IDC Staff Instructor Kurse und IDC Kurs Staffing bei Thomas Roehn www.go-pro.com


Wusch! Da ist es wieder. Dieses erschlagende Gefühl am Ausgang des Phuket International Airport, wenn die tropisch warme, feucht-schwangere Luft Dir ins Gesicht schlägt und Dir als nicht-akklimatisierter Mitteleuropäer sofort der Schweiss ausbricht. Lärm und ein quirliges Durcheinander von Passagieren, Taxifahrern, Resort-Limousinen und Leuten, die einfach ein paar Bath verdienen wollen, indem Sie Dich ins nächst beste "Taxi" lotsen, sind die ersten Willkommensgruesse. Kurz mit einem Taxi um den Preis gefeilscht und schon kann es los gehen nach Kata Center.


Einquartierung

Nach knapp einer Stunde Fahrt für rund sechshundert Bath hält der Wagen vor dem "Lucky Guesthouse", in dem dieses Jahr alle IDC Kandidaten und Staffs untergebracht sind. Ein sehr einfaches Haus, das hauptsächlich von zwei Klientelen gebucht wird: Tauchern und Sextouristen.
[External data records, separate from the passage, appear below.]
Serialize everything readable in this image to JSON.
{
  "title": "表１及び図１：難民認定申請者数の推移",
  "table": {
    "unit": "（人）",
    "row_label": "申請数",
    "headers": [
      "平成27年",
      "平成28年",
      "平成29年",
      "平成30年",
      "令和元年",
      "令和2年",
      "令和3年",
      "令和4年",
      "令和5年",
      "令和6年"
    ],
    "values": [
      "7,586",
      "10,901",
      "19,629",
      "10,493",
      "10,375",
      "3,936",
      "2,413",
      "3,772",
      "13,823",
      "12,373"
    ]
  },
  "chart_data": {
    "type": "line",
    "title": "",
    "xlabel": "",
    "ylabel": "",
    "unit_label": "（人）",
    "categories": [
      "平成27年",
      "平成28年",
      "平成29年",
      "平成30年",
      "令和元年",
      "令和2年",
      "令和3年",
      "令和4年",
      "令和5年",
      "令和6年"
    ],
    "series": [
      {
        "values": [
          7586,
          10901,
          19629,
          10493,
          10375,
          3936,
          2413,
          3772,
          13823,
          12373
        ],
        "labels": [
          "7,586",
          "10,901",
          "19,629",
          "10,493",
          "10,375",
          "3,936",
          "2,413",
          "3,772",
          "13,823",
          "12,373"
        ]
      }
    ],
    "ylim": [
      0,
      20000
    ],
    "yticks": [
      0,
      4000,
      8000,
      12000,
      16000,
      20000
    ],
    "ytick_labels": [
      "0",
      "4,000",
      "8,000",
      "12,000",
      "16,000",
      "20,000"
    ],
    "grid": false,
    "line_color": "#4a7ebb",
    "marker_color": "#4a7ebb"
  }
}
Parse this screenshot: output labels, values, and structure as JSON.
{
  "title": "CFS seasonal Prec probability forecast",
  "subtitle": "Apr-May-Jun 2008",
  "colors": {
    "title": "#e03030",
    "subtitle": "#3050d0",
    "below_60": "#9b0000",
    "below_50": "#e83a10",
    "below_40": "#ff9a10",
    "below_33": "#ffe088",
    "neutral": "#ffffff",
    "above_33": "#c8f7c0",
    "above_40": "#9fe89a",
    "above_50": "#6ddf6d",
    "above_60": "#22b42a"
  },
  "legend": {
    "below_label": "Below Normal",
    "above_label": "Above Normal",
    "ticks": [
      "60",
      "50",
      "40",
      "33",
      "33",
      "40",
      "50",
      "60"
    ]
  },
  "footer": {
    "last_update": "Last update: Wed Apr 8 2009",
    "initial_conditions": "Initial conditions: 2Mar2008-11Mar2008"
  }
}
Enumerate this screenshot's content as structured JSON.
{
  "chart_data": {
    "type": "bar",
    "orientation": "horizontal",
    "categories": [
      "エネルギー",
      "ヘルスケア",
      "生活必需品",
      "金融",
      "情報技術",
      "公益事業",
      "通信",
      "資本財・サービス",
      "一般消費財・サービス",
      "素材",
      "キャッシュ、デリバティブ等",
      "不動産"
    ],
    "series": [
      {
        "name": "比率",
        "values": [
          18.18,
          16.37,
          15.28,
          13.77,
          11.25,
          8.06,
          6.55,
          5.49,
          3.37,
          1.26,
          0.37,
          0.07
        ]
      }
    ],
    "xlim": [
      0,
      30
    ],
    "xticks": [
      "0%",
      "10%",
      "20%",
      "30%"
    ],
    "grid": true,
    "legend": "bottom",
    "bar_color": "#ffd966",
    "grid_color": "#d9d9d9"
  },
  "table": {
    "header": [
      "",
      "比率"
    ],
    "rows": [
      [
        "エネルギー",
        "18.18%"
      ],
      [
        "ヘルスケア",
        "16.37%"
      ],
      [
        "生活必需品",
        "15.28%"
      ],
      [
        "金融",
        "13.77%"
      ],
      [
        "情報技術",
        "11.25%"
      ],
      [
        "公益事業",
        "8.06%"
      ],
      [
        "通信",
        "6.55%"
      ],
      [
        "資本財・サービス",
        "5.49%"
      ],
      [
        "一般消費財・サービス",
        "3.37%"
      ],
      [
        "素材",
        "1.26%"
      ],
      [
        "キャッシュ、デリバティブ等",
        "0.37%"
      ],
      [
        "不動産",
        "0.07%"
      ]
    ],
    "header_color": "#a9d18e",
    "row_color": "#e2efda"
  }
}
Die Zimmer sind abgesehen von Überresten der letzten Gekko-Mahlzeiten einigermassen sauber, aber wirklich spartanisch eingerichtet. Den Warmwasserhahn sucht man im Bad vergeblich. Kein Problem am Abend, aber nach einer kühleren Nacht am Morgen gereicht das zur erquickenden Ganzkörper-Kneippkur.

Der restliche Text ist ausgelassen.